Und wir sagen auch jetzt immer wieder: Entspannt euch, macht nichts vorschnell, die Preise für die Anlagen werden 2024 sinken, es wird auch wieder mehr Handwerker geben. Und besser, ihr löst eure Probleme nicht individuell, sondern gemeinschaftlich. Tut euch zusammen, nach Straßen oder Haustypen oder wie auch immer. Im Deisterpfad gelingt das vorbildlich, und auch in der ebenfalls denkmalgeschützten Waldsiedlung Krumme Lanke: Sie hat im September 2022 eine Zukunftswerkstatt organisiert, die vieles aktivierte und viele inspirierte.

Das Bezirksamt, unser offizieller Partner beim kliQ-Projekt, war jedoch keine große Hilfe. Es gab zwar Zusammenarbeit, auch war die Bezirksbürgermeisterin bei kliQ-Workshops anwesend. Aber seit dem Weggang der Klimabeauftragten, deren Planstelle bei der Bezirksbürgermeisterin angesiedelt ist, hatten wir keinen für uns zuständigen Ansprechpartner mehr. Dankenswerter- und hilfsweise sprang immer wieder Bezirksstadtrat Urban Aykal ein.
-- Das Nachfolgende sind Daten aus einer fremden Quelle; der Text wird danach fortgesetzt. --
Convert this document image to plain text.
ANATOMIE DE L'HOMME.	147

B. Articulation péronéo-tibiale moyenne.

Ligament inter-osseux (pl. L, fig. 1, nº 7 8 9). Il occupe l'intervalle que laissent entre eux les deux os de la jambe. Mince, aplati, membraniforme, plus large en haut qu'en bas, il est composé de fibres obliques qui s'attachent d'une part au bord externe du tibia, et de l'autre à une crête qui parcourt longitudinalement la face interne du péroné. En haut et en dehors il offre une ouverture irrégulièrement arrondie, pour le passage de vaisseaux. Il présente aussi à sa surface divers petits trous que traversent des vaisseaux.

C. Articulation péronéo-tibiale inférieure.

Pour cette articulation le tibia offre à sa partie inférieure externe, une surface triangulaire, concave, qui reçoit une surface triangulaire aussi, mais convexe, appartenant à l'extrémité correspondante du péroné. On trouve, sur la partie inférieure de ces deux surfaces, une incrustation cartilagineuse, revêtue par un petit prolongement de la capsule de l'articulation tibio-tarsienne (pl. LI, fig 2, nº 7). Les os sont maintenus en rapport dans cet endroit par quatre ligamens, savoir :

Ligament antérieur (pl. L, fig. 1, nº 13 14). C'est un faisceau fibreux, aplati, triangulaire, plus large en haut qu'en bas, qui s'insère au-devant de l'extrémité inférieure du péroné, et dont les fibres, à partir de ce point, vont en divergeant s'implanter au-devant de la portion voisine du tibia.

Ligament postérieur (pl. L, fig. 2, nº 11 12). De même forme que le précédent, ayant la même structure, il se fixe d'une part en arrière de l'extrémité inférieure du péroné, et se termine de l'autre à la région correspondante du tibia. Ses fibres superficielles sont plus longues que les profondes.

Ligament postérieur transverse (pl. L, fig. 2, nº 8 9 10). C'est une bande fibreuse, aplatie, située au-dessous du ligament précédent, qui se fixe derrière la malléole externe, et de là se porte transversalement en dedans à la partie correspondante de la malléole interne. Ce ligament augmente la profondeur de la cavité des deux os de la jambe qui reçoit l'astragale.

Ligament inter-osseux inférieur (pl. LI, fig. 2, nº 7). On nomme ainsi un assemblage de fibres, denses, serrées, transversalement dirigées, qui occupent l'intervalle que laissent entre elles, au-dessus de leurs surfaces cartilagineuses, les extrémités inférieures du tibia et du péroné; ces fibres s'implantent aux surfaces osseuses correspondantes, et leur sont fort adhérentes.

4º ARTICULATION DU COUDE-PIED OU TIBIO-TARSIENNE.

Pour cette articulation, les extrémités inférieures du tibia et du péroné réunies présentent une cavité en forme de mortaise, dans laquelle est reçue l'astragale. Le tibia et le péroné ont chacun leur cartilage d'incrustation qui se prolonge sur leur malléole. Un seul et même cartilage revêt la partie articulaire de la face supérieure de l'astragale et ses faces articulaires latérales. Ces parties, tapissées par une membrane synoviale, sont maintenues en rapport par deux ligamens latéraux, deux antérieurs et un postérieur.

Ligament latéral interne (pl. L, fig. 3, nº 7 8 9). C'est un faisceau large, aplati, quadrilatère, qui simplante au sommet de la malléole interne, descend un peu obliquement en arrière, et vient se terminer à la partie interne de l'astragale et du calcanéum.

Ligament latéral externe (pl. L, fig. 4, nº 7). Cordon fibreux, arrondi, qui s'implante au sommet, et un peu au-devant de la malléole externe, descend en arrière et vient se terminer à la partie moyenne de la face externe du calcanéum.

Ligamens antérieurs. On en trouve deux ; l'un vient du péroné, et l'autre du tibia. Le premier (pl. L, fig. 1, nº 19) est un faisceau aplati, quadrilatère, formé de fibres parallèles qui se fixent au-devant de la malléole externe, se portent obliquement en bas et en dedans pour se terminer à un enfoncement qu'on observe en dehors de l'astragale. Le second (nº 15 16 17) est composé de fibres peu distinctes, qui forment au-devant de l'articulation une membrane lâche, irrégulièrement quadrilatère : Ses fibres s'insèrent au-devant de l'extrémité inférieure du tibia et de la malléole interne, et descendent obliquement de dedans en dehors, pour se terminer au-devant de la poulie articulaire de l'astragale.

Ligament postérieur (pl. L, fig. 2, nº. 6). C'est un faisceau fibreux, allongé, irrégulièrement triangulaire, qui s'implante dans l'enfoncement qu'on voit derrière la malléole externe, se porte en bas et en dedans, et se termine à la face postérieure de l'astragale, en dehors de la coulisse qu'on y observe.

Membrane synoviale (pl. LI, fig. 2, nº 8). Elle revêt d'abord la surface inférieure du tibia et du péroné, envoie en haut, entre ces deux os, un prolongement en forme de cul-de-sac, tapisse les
Der aber ist nicht für die anstehende energetische Sanierung der zahlreichen öffentlichen Gebäude und Schulen zuständig, sondern für Umwelt, Verkehr und Grünflächen im kliQ-Quartier. Die Folge: Das Bezirksamt macht seine Hausaufgaben nicht, bis heute steht der Fahrplan für deren Sanierung in den Sternen. Und das, obwohl die kliQ-Gruppe Bildung und das ufu-Projekt sich engagiert für Energieprojekte an Schulen einsetzen.

Als kliQ-Kernteam haben wir uns seit 2022 auf die – erfreulich produktive – Zusammenarbeit mit der Berliner Energieagentur (BEA) konzentriert, deren Bericht über die Klimapotenziale für die meisten Gebäudetypen im Quartier auf unserer Website unter https://kliq-berlin.de/klimapotential-des-quartiers/ nachlesbar ist. Wir haben uns ständig mit der BEA kurzgeschlossen, ihre öffentlichen Workshops mitvorbereitet, Strategien zur Umsetzung diskutiert und ihren Abschlussbericht begleitet. Das war ein sehr arbeitsintensiver, aber fachlich und menschlich guter Prozess.

Und wir haben die kliQ-Website aufgebaut und zwei kliQ-Zeitungsausgaben mit vielen guten nachahmenswerten Beispielen aus der Nachbarschaft veröffentlicht. Mit der Präsentation des Endberichtes Ende Februar 2023 in der Emmaus-Gemeinde hat die BEA ihren Auftrag erfüllt, und die erste kliQ-Projektphase war beendet. Mit Abrechnung der Fördermittel von KfW (Bund) und BEK (Land) ist diese Projektphase demnächst abgeschlossen.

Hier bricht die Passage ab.